Подобно приспосабливающемуся альманаху, описание Мандевиля применимо к другим меридианам, чем тот, для которого оно было специально предназначено.

История всего, что происходит в груди гордого человека, не сдерживаемого твердыми религиозными и моральными принципами, во время его перехода от достатка к нищете, должна быть очень поучительной историей. У такого человека страх Божий — лишь нить против нерасслабляющейся мышцы-антагониста гордости. Единственный Аид, которого он боится, — это та бездна безвестности и нищеты, в которой осужден пребывать человек, упавший со своего высокого положения среди десяти тысяч избранных. Какие планы, какие проекты, какие адские уловки иногда всплывают в перегретом тигле! Великодушие, и честь, и человечность, и справедливость невидимы — нечувствительны. Пыль корысти ослепила его глаза — гордость жизни ожесточила его сердце.

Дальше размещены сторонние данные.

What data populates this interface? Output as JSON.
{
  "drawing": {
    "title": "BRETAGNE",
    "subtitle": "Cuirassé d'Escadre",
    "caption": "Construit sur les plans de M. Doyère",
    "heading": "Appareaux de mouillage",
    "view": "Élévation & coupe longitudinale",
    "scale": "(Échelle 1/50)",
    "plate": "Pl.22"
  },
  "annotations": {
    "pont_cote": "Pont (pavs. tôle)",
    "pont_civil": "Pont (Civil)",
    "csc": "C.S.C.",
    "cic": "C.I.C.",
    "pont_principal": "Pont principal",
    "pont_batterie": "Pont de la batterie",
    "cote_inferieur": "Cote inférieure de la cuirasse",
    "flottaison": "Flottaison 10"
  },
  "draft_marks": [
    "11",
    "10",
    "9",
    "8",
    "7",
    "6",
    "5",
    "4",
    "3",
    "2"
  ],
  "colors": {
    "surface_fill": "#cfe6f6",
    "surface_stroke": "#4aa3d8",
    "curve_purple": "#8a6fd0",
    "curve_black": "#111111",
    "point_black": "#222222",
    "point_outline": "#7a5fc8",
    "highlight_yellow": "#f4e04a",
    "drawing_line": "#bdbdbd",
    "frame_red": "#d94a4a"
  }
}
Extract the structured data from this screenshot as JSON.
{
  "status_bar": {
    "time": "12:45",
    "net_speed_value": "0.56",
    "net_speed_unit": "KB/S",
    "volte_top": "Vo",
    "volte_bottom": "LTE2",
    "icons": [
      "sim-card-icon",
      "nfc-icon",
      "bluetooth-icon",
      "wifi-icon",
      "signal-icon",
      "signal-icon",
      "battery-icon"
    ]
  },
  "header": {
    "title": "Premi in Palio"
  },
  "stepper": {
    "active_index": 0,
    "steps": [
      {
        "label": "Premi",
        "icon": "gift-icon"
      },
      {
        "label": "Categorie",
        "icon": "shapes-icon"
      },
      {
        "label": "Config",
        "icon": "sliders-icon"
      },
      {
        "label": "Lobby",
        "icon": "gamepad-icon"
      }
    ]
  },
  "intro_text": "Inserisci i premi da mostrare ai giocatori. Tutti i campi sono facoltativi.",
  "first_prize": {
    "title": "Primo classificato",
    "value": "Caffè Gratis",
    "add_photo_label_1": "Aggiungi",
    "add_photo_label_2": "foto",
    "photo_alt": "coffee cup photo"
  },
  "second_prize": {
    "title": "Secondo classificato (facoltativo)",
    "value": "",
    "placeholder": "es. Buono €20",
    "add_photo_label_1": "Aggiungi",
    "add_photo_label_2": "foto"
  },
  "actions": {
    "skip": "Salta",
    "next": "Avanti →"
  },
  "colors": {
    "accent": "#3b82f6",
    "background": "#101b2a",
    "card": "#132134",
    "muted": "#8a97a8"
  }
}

Если энергия таких людей не используется во вред, она, в лучшем случае, совершенно потеряна для общества.

№ LXXXIX.

Я заметил в недавней английской газете очень вежливое извинение от шерифа Калкрафта за то, что он не повесил Сару Томас в Бристоле так пунктуально, как следовало бы, из-за аналогичного обязательства с другой леди в Норидже. Дело с повешением, кажется, идет в гору у нас, как говорят торговцы о своем хлопке и патоке; хотя в Англии оно значительно пошло на спад. Согласно Стоу, семьдесят две тысячи человек были казнены там в одно правление, Генриха VIII. Это, однако, было долгое правление, тридцать восемь лет. Между 1820 и 1830 годами в одной только Англии было казнено семьсот девяносто семь осужденных. Но мы должны помнить, за какие пустяки людей раньше казнили там, которые здесь никогда не были тяжкими преступлениями. Согласно достоверным записям, сокращение казней в Лондоне с 1820 года весьма примечательно. Хейдн в своем «Словаре всеобщих справок», стр. 205, дает соотношение девяти лет следующим образом: 1820 — 43, 1825 — 17, 1830 — 6, 1835 — ни одной, 1836 — ни одной, 1837 — 2, 1838 — ни одной, 1839 — 2, 1840 — 1. Есть решение этой загадки — ключ к этому замку, который многим читателям может показаться довольно трудным подобрать без посторонней помощи. До первого года, названного Хейдном, 1820, сэр Сэмюэл Ромилли, который пал от собственной руки в приступе временного помешательства в 1818 году, вызванного смертью жены, опубликовал — незадолго до этого — свою замечательную брошюру, призывающую к пересмотру уголовного кодекса и ограничению смертной казни. В результате его усилий, а также усилий сэра Джеймса Макинтоша впоследствии, а еще позже сэра Роберта Пиля и других, произошли большие изменения в способе наказания. Преступность в Лондоне не уменьшилась — с ней стали поступать иначе. Я советую читателю, который желает пролить свет на этот весьма важный и интересный предмет, прочитать с вниманием всю статью, из которой я переписываю следующий короткий отрывок —

«Огромное количество наших ссыльных каторжников — пять тысяч ежегодно в течение многих лет — сопровождаемое в то же время большим ростом преступности в целом, казалось бы, prima facie, не является очень убедительным аргументом в пользу эффективности нынешней системы». Ed. Rev., т. 86, стр. 257, 1847. «Что делать с нашими преступниками?» Таков заголовок статьи, на которую я ссылаюсь. Лорд Грей и самые выдающиеся государственные деятели Великобритании были ужасно озадачены этим страшным вопросом. Ну что ж: мы очень великий народ. — Доктор Омнибус, сквайр Фарраго и миссис Негус не испытывают никаких трудностей по этому пункту; и в нашем обществе есть мысль отправить миссис Негус на следующем пароходе, чтобы провести конференцию с лордом Брумом. План лорда Грея состоял в том, чтобы после короткого тюремного заключения распределить преступников среди их собственных колоний и среди других наций, которые могли бы пожелать их принять. Отправка их в Канаду, следовательно, была бы отправкой их довольно прямо в Штаты. Доктор Омнибус очень удивлен, что лорд Грей никогда не думал о строительстве тюрем достаточной вместимости, чтобы вместить их всех, поскольку в год ссылается не более пяти тысяч человек, в дополнение к тем, кто стал обитателями тюрем за преступления, которые все еще являются тяжкими в Англии, и за преступления, наказание за которые меньше, чем ссылка.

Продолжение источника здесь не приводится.